- "No hour of life is wasted that is spent in the saddle."
– Winston Churchill
- "A man on a horse is spiritually as well as physically bigger than a man on foot."
– John Steinbeck
When man realizes that he can ride on a horse (instead of just using it as a work engine), he becomes a true monster out of legend. A whole new class of weapons is born, - fast, maneuverable and difficult to kill, which will create headaches for generals for millennia to come. This class is also supported by its own building in the Encampment - the Stable.
Horseback Riding is an important early Classical Era gateway tech - it is directly or indirectly required to advance towards most techs in the lower part of the tree, so you should eventually research it. If you are a militaristic civ, you should do it as early as possible, because this tech will unlock, or lead to unlocking of most units of the Medieval Era (besides, of course, the Horseman, which is an incredibly powerful unit in the early game!). And even if you're not particularly battle-oriented, you will need it for Apprenticeship, which is one of the most important techs of the early game.
You can beeline easily Horseback Riding by researching Animal Husbandry -> Archery -> Horseback Riding (besides, unlocking the respective Eurecas is relatively easy). Having Horsemen will give a civ great advantage over others possessing even the more powerful units of the Ancient Era.
There is archaeological evidence that around 4000 BC humans had used bits on their horses in the basins of the Dnieper and Don rivers; skeletons of horses found in the region shows signs that the horses chomped on bits. Thus, horseback riding. It is thought that the Scythians of the steppes may well have been the first to develop the stirrup and the saddle, although the historical argument is as yet unconvincing. (And ancient Greek historians also claim that the Scythians were the first to geld stallions, hence making them more docile and controllable ... but that's another story.)
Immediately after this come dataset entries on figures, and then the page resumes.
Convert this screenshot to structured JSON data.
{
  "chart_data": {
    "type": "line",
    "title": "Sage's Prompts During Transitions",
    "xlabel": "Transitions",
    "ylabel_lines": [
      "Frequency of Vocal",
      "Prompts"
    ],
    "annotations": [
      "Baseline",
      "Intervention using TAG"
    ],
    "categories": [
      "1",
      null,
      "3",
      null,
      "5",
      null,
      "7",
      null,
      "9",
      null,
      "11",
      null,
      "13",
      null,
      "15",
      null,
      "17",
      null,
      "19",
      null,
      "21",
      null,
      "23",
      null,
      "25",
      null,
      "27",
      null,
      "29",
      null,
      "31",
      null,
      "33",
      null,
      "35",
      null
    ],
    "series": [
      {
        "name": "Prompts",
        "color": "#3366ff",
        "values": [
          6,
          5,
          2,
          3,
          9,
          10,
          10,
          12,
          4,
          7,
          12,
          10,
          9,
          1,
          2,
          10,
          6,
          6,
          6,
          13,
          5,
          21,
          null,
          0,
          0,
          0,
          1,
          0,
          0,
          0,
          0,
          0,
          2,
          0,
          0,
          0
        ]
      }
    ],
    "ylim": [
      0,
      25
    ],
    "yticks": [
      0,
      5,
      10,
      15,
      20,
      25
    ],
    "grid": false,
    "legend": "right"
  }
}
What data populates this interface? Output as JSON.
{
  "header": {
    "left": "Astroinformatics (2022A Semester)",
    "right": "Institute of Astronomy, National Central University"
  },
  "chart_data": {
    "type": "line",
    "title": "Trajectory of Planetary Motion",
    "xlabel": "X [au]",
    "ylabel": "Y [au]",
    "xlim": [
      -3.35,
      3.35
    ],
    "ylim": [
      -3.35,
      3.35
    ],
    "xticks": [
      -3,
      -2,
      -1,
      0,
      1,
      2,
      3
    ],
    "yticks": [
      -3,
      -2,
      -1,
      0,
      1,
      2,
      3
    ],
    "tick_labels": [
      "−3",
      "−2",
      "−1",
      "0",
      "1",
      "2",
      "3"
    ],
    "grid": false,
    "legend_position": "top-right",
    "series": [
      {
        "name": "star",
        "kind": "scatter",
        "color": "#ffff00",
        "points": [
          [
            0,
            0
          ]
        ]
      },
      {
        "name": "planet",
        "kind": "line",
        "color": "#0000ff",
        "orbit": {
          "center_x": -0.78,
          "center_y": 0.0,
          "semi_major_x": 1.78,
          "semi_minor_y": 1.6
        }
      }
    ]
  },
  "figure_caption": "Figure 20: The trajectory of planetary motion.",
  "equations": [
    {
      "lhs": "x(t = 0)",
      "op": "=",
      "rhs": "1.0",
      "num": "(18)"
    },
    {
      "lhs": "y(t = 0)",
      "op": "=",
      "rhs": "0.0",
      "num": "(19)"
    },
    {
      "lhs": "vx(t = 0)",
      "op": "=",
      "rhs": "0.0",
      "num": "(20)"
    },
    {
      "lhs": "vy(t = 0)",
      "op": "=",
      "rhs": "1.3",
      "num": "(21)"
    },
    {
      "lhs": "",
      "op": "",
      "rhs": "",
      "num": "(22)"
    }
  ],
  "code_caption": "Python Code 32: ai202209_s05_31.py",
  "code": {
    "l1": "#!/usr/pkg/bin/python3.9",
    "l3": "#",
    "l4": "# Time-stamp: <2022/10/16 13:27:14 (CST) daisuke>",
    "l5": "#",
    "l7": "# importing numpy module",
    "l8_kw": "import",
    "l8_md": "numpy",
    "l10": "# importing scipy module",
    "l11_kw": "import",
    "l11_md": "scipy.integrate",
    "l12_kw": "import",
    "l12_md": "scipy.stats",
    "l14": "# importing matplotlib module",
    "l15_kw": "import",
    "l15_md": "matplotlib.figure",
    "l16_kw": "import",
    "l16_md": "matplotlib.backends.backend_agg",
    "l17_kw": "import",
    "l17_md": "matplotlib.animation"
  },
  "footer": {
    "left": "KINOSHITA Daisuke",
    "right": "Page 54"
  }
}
However, horses in the Bronze Age were relatively small by modern standards, some argue too small to be ridden comfortably or for any distance and more likely to have pulled wagons or chariots. On the other hand, Fell ponies – descended from Roman cavalry mounts – can easily carry a full-grown adult, and so it is likely that there was cavalry around long before the Greeks and Romans took to the battlefield (although this light cavalry was hardly a dominate factor in victory, mostly being used to slaughter the defeated foot soldiers trying to flee).
By the Middle Ages, however, heavily armored mounted knights dominated warfare in Europe. And in the Far East, Japanese samurai fought from horseback for centuries, although mostly as archers. Indeed, horseback riding archers were the most common type of cavalry in Central Asia for a millennium. The Arabians, astride their magnificent stallions, spread Islam across the Middle East, North Africa, and into India and Europe. Horseback riding quite literally shaped history.
Save in the Americas, where the native horse breeds had died out. Horseback riding was brought back to North America by European explorers and conquistadors, commencing with Columbus's 1493 voyage. Soon enough, the Plains Indians would be combating the white settlers from horseback.